The push for a constitutional convention in California.
4:20 PM, Mar 6, 2009 • By KEVIN VANCE
The sun may be setting on the sunshine state. California narrowly averted a crisis with an 11th-hour budget compromise on February 19. Last Friday, on the same day Governor Arnold Schwarzenegger declared a state of emergency for a three-year drought, it was reported that the state unemployment rate crossed the 10 percent threshold--one of the highest rates in the country. The state education system, once one of the best in the country, now ranks near the bottom.
Eighty-two percent of Californians believe their state is on the "wrong track," and Schwarzenegger can boast of a disapproval rating that rivals George W. Bush's in his final year in office. Apparently, some Californians have had enough. They're ready to start from scratch--with a new state constitution.
On February 24, several good government groups met in Sacramento to discuss various proposals and new polling that seems to indicate that voters are cautiously supportive of a constitutional convention. Two days later, the Los Angeles Times reported that Schwarzenegger himself supports a constitutional convention.
While the state's problems are legion, the cause of many of them is connected to the polarization of the state's legislature. Though political parties are weak in California, the legislative districts are gerrymandered in such a way that almost every one of them is heavily Democratic or heavily Republican (but mostly Democratic, of course). Candidates usually need only to appeal to the most liberal or most conservative elements of their district in order to win the primary and, almost by default, the general election.
This has produced a state legislature that is considerably more liberal than the average voter. In the rare circumstances that require a supermajority vote, such as the recent vote to approve a new budget, the inability of far right Republicans and far left Democrats to compromise has the potential to bring the state to a standstill.

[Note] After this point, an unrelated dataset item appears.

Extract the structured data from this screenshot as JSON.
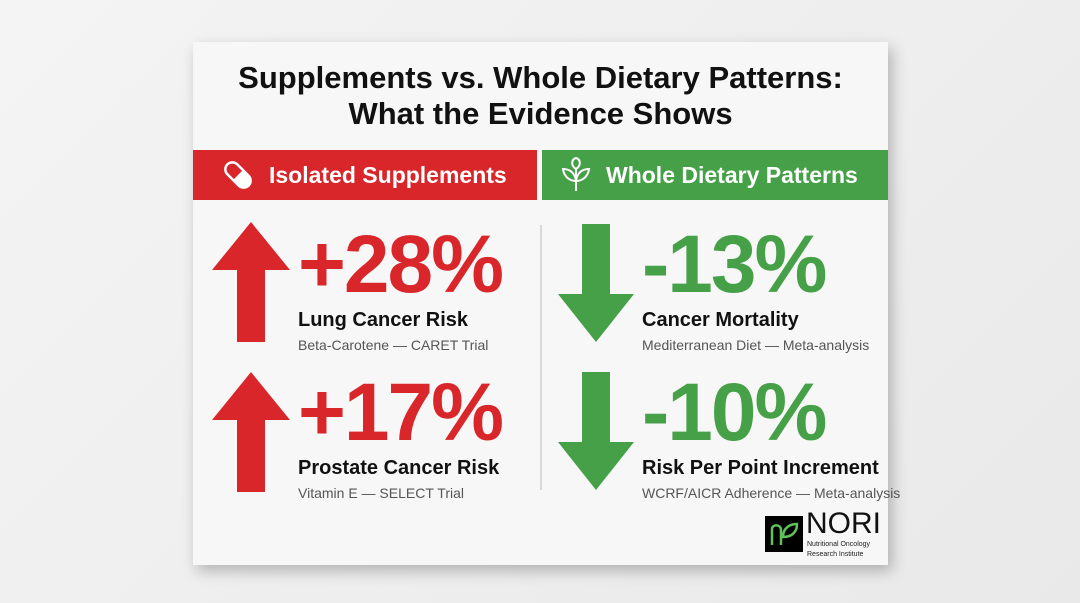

Under the current constitutional framework, a two-thirds vote of the state legislature and a majority vote of the state's electorate is necessary to call for a constitutional convention. Since it is highly unlikely that the current batch of politicians in Sacramento will call for a convention that aims to replace them with more moderate members, pro-convention groups plan to use the initiative process to call for a constitutional convention. One initiative will give voters the authority to call for a constitutional convention by a majority vote, and its twin initiative would call for a convention.
The Bay Area Council, the business group leading the charge for a constitutional convention, has floated several ideas for potential constitutional reforms. They'd like to change the two-thirds threshold to a 55 percent majority for budget approval, which would have prevented this year's budget crisis. John Grubb, a spokesman for the council, told me that they would only support the change if the constitution included spending limits on the legislature. The Bay Area Council would also like the legislature to approve the budget in two-year cycles, with the legislature meeting every other year to focus only on policymaking.
Another major reform that they would like to see is a sunset commission for state bureaucratic institutions. This reform would be modeled after a Texas provision that sunsets every statewide board after 12 years unless the legislature takes action. In California, new boards and commissions hardly ever go away, which has created a giant state bureaucracy.
In 2008, Californians very narrowly approved Proposition 11, which severely curtails the power of California's politicians to define legislative district boundaries. A citizens' commission will now approve boundary decisions, with required approval from some of the Democratic, Republican, and nonpartisan members of the commission. The benefits of this ballot initiative will kick in after the 2010 Census and should fix most of the structural problems caused by political gerrymandering in California.
Nevertheless, some of the reformers would like to make a constitutional provision for an open primary, where the top two vote getters in the primary election face off in a general election, even if they're from the same party.
As part of the budget compromise, Schwarzenegger actually promised Republican state senator Abel Maldonado that voters will have a chance to approve an open-primary on the June 2010 ballot. A referendum on the open primary may have the effect of slowing the momentum for a constitutional convention in favor of more piecemeal reforms--the same thing that got California into the mess it's in today.